A point $P = (X, Y)$ of the unit square $(0,1) \times (0,1)$ is chosen at random. Let $\theta$ be the angle formed between the $x-$axis and the segment joining the origin and $P$. Find the density of $\theta$.
I know for example that $\theta=\tan^{-1}\left( \frac{Y}{X}\right)$ and since that $0<x<1$ and $0<y<1$ so $X\sim \textbf{U}(0,1)$ and $Y\sim \textbf{U}(0,1)$ and $X$ and $Y$ are independent random variables. But, I don't know how can I continue. In fact I don't quite understand the problem.
In my attempt, I think I could use the Jacobian transformation theorem, but I don't know how to approach the problem that way.

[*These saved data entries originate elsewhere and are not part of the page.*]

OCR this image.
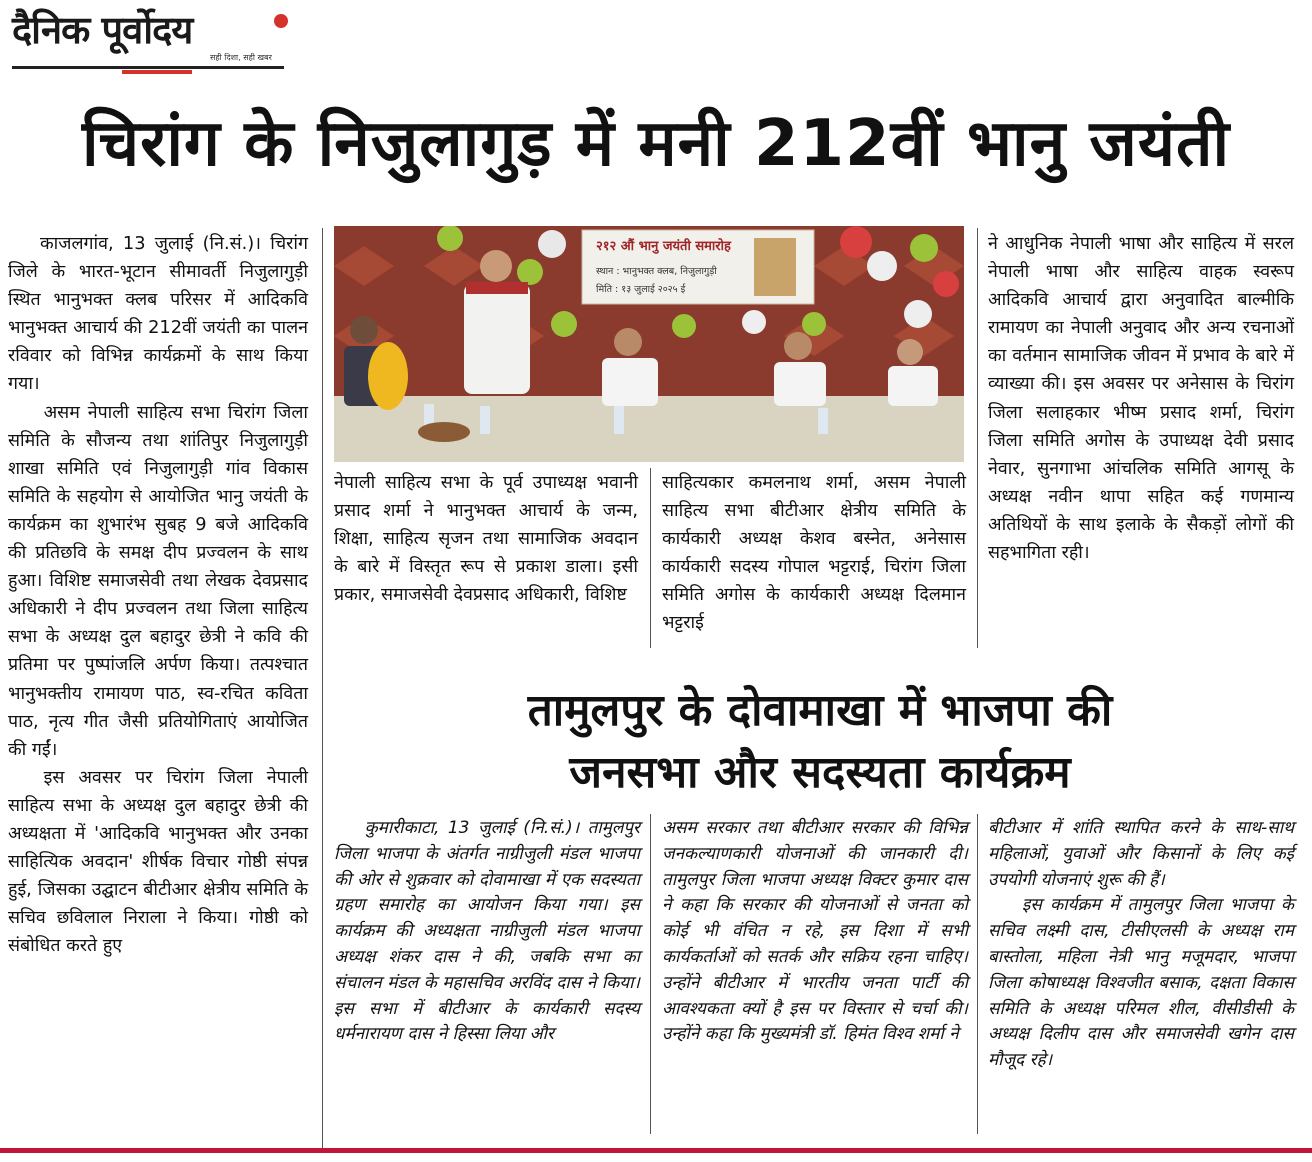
दैनिक पूर्वोदय
सही दिशा, सही खबर
चिरांग के निजुलागुड़ में मनी 212वीं भानु जयंती

काजलगांव, 13 जुलाई (नि.सं.)। चिरांग जिले के भारत-भूटान सीमावर्ती निजुलागुड़ी स्थित भानुभक्त क्लब परिसर में आदिकवि भानुभक्त आचार्य की 212वीं जयंती का पालन रविवार को विभिन्न कार्यक्रमों के साथ किया गया।

असम नेपाली साहित्य सभा चिरांग जिला समिति के सौजन्य तथा शांतिपुर निजुलागुड़ी शाखा समिति एवं निजुलागुड़ी गांव विकास समिति के सहयोग से आयोजित भानु जयंती के कार्यक्रम का शुभारंभ सुबह 9 बजे आदिकवि की प्रतिछवि के समक्ष दीप प्रज्वलन के साथ हुआ। विशिष्ट समाजसेवी तथा लेखक देवप्रसाद अधिकारी ने दीप प्रज्वलन तथा जिला साहित्य सभा के अध्यक्ष दुल बहादुर छेत्री ने कवि की प्रतिमा पर पुष्पांजलि अर्पण किया। तत्पश्चात भानुभक्तीय रामायण पाठ, स्व-रचित कविता पाठ, नृत्य गीत जैसी प्रतियोगिताएं आयोजित की गईं।

इस अवसर पर चिरांग जिला नेपाली साहित्य सभा के अध्यक्ष दुल बहादुर छेत्री की अध्यक्षता में 'आदिकवि भानुभक्त और उनका साहित्यिक अवदान' शीर्षक विचार गोष्ठी संपन्न हुई, जिसका उद्घाटन बीटीआर क्षेत्रीय समिति के सचिव छविलाल निराला ने किया। गोष्ठी को संबोधित करते हुए

२१२ औं भानु जयंती समारोह
स्थान : भानुभक्त क्लब, निजुलागुड़ी
मिति : १३ जुलाई २०२५ ई

नेपाली साहित्य सभा के पूर्व उपाध्यक्ष भवानी प्रसाद शर्मा ने भानुभक्त आचार्य के जन्म, शिक्षा, साहित्य सृजन तथा सामाजिक अवदान के बारे में विस्तृत रूप से प्रकाश डाला। इसी प्रकार, समाजसेवी देवप्रसाद अधिकारी, विशिष्ट

साहित्यकार कमलनाथ शर्मा, असम नेपाली साहित्य सभा बीटीआर क्षेत्रीय समिति के कार्यकारी अध्यक्ष केशव बस्नेत, अनेसास कार्यकारी सदस्य गोपाल भट्टराई, चिरांग जिला समिति अगोस के कार्यकारी अध्यक्ष दिलमान भट्टराई

ने आधुनिक नेपाली भाषा और साहित्य में सरल नेपाली भाषा और साहित्य वाहक स्वरूप आदिकवि आचार्य द्वारा अनुवादित बाल्मीकि रामायण का नेपाली अनुवाद और अन्य रचनाओं का वर्तमान सामाजिक जीवन में प्रभाव के बारे में व्याख्या की। इस अवसर पर अनेसास के चिरांग जिला सलाहकार भीष्म प्रसाद शर्मा, चिरांग जिला समिति अगोस के उपाध्यक्ष देवी प्रसाद नेवार, सुनगाभा आंचलिक समिति आगसू के अध्यक्ष नवीन थापा सहित कई गणमान्य अतिथियों के साथ इलाके के सैकड़ों लोगों की सहभागिता रही।

तामुलपुर के दोवामाखा में भाजपा की
जनसभा और सदस्यता कार्यक्रम

कुमारीकाटा, 13 जुलाई (नि.सं.)। तामुलपुर जिला भाजपा के अंतर्गत नाग्रीजुली मंडल भाजपा की ओर से शुक्रवार को दोवामाखा में एक सदस्यता ग्रहण समारोह का आयोजन किया गया। इस कार्यक्रम की अध्यक्षता नाग्रीजुली मंडल भाजपा अध्यक्ष शंकर दास ने की, जबकि सभा का संचालन मंडल के महासचिव अरविंद दास ने किया। इस सभा में बीटीआर के कार्यकारी सदस्य धर्मनारायण दास ने हिस्सा लिया और

असम सरकार तथा बीटीआर सरकार की विभिन्न जनकल्याणकारी योजनाओं की जानकारी दी। तामुलपुर जिला भाजपा अध्यक्ष विक्टर कुमार दास ने कहा कि सरकार की योजनाओं से जनता को कोई भी वंचित न रहे, इस दिशा में सभी कार्यकर्ताओं को सतर्क और सक्रिय रहना चाहिए। उन्होंने बीटीआर में भारतीय जनता पार्टी की आवश्यकता क्यों है इस पर विस्तार से चर्चा की। उन्होंने कहा कि मुख्यमंत्री डॉ. हिमंत विश्व शर्मा ने

बीटीआर में शांति स्थापित करने के साथ-साथ महिलाओं, युवाओं और किसानों के लिए कई उपयोगी योजनाएं शुरू की हैं।

इस कार्यक्रम में तामुलपुर जिला भाजपा के सचिव लक्ष्मी दास, टीसीएलसी के अध्यक्ष राम बास्तोला, महिला नेत्री भानु मजूमदार, भाजपा जिला कोषाध्यक्ष विश्वजीत बसाक, दक्षता विकास समिति के अध्यक्ष परिमल शील, वीसीडीसी के अध्यक्ष दिलीप दास और समाजसेवी खगेन दास मौजूद रहे।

First of all you can calculate the distribution of $Z=\frac{Y}{X}$
Without integrals, but only with a simple drawing you get
$$ F_Z(z) = \begin{cases} 0, & \text{if $z<0$ } \\ \frac{z}{2}, & \text{if $0\leq z<1$ } \\ 1-\frac{1}{2z}, & \text{if $z\geq 1$} \end{cases}$$
Then easy find the distribution of $\theta=arctan(Z)$ with the fundamental transformation theorem
$$ f_\Theta(\theta) = \begin{cases} \frac{1}{2}+\frac{tan^2\theta}{2}, & \text{if $0\leq \theta<\frac{\pi}{4}$ } \\ \frac{1}{2}+\frac{1}{2 tan^2\theta}, & \text{if $\frac{\pi}{4}\leq\theta\leq\frac{\pi}{2}$} \\ 0, & \text{elsewhere} \end{cases}$$
Solution details & explanation
How to derivate $F_Z(z)$?
Frist of all observe that $Z \in [0;\infty)$.
Using the definition we have
$$F_Z(z)=\mathbb{P}[Z\leq z]=\mathbb{P}[Y\leq zX]$$
Let's do a drawing:
Immeditately find $f_Z(z)$ derivating F
and also easy find the density of $\Theta=tan^{-1}(Z)$ simply applying the known formula
$$f_Y(y)=f_X[g^{-1}(y)]\Bigg|\frac{d}{dy}g^{-1}(y)\Bigg|$$